A Metz, ce vendredi, un puissant élan de solidarité s’est manifesté dans les rues avec plus de 1300 participants selon la police, et 2000 selon les syndicats. À l’initiative des organisations syndicales telles que FO, CGT, CFDT, FSU et Solidaires, ce défilé vise à défendre le 1er-Mai, jour qui symbolise la fête des travailleurs.
Des slogans percutants résonnaient tout au long de la marche : Laissez-moi mon 1er Mai, Stop à l'économie de guerre, et encore, Cette dette n'est pas la nôtre, allons chercher l'argent là où il est. Ces messages témoignent d’un véritable désir de protection des droits acquis et d’une critique acerbe des politiques économiques actuelles.
Au premier plan, Force Ouvrière a pris la tête du cortège, accompagné de la CGT, des Anarchistes, ainsi que d'autres partis de gauche. Ils défendent vigoureusement l’idée d’un 1er-Mai chômé et férié, alors même que le gouvernement envisage d'ouvrir certains commerces ce jour-là. Grégory Cipriano, représentant de la fédération commerces et services de la CGT, affirme : "Ce n'est pas uniquement une question de finances, ce 1er-Mai a une histoire qui mérite d'être respectée."
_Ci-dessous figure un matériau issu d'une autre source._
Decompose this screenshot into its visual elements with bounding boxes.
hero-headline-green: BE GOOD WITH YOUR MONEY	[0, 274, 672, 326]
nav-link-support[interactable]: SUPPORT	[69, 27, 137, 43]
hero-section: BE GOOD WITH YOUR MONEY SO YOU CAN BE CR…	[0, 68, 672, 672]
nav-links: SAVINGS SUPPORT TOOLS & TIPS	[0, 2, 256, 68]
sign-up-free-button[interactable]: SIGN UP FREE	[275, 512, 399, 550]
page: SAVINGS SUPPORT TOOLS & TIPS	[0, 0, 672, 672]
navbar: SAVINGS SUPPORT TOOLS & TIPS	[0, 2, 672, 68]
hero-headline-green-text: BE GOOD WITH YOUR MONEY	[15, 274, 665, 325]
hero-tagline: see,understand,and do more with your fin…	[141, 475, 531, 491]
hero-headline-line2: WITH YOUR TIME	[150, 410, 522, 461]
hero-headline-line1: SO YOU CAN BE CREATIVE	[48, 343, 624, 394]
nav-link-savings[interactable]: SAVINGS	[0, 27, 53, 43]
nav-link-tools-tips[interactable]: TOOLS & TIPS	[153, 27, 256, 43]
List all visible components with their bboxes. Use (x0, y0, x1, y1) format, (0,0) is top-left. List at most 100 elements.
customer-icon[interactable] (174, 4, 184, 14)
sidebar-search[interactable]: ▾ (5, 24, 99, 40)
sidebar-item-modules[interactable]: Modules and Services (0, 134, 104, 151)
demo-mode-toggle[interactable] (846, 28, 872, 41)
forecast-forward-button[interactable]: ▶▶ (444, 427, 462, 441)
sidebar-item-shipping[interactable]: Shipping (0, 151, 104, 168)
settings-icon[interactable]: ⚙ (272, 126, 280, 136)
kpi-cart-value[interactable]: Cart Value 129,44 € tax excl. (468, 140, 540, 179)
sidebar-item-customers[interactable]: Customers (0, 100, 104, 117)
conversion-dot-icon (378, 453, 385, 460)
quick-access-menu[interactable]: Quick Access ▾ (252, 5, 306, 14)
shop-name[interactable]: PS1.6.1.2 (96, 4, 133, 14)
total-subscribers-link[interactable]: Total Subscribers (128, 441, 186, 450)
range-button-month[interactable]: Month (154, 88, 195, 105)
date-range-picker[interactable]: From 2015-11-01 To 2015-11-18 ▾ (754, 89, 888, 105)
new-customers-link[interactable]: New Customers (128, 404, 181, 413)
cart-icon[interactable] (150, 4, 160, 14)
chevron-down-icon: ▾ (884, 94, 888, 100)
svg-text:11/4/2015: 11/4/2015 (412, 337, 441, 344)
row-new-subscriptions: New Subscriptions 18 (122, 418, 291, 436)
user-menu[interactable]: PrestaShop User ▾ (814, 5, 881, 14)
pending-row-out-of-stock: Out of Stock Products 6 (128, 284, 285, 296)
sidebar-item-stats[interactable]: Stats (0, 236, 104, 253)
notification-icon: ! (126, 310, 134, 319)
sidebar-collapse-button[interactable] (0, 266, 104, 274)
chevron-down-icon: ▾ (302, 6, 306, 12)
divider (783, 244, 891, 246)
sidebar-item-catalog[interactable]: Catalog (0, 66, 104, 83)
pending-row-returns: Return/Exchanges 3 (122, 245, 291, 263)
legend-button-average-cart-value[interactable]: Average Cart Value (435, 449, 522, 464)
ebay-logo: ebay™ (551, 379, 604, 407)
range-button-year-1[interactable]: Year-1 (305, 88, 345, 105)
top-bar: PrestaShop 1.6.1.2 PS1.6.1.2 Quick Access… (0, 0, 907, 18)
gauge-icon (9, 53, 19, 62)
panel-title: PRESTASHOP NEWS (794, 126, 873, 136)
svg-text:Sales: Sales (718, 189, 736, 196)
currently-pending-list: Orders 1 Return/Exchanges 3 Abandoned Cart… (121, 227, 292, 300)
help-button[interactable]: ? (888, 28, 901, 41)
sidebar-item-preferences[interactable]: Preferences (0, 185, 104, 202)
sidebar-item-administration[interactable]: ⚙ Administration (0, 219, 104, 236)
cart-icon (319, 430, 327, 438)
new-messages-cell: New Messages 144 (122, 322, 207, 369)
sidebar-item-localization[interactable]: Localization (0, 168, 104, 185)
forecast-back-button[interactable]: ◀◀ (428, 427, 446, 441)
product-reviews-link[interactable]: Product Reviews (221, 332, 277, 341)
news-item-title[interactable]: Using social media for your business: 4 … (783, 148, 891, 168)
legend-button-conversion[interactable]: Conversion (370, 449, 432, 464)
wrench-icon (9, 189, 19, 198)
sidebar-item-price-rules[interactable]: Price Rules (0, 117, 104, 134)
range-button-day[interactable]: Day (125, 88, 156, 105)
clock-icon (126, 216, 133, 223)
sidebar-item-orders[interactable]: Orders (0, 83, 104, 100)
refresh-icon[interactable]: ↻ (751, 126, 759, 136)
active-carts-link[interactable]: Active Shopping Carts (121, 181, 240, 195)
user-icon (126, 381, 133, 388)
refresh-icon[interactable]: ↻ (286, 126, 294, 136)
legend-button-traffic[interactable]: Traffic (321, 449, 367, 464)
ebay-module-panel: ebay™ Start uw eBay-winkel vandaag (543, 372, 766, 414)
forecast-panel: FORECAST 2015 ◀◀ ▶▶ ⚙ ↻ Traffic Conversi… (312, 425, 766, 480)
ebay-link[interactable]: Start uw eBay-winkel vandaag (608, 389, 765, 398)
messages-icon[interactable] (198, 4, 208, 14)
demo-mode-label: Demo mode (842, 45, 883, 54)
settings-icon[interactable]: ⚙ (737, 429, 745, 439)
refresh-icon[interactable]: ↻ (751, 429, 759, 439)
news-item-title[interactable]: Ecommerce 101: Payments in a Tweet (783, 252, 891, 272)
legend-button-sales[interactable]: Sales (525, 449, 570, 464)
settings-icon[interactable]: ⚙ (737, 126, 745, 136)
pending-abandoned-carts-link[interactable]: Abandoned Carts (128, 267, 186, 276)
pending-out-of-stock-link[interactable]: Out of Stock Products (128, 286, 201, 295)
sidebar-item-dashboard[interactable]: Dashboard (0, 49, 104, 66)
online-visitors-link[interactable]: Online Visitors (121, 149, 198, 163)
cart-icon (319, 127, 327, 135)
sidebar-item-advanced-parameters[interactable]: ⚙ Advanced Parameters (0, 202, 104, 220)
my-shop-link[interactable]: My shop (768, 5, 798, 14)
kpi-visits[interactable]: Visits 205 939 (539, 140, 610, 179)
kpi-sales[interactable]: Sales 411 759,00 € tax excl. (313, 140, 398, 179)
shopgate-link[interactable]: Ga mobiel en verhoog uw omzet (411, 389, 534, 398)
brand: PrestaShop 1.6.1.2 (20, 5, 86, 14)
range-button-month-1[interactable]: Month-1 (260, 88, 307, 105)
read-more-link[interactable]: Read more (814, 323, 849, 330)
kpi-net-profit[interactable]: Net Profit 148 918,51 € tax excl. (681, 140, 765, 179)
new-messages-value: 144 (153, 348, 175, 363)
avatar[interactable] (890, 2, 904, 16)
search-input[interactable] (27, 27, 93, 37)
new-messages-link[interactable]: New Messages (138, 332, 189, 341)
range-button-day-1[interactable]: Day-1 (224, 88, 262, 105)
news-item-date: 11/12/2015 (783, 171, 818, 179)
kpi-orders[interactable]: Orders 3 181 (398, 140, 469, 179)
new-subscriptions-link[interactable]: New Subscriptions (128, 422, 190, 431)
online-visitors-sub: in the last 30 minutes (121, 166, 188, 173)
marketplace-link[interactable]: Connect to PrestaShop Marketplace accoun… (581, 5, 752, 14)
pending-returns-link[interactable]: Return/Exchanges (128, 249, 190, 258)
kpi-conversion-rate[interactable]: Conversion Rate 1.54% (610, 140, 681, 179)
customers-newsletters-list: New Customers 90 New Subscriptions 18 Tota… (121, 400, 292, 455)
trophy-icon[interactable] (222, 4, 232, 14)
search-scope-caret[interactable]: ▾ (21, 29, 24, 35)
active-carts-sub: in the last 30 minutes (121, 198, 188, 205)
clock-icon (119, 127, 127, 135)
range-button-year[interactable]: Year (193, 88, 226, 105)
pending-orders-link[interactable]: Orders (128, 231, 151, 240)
Parallèlement, la hausse des prix des carburants était au cœur des préoccupations des manifestants. Le conflit géopolitique au Moyen-Orient alimente une inflation galopante sur les prix des combustibles. À ce sujet, FO a proposé une solution audacieuse : plafonner le prix du litre à 1,50 euros, ce qui nécessiterait une révision à la baisse des taxes étatiques. "Ce n'est pas une proposition surréaliste," souligne Alexandre Tott, responsable de Force Ouvrière en Moselle.
Ces préoccupations et ces revendications montrent que le 1er-Mai est bien plus qu’un jour férié : il est le symbole de luttes sociales qui continuent de résonner dans le cœur de nombreux Français, toujours plus alarmés par les inégalités croissantes et l'incertitude économique. Alors que les débats se poursuivent, les voix qui se lèvent à Metz sont un appel à la résistance et à la solidarité.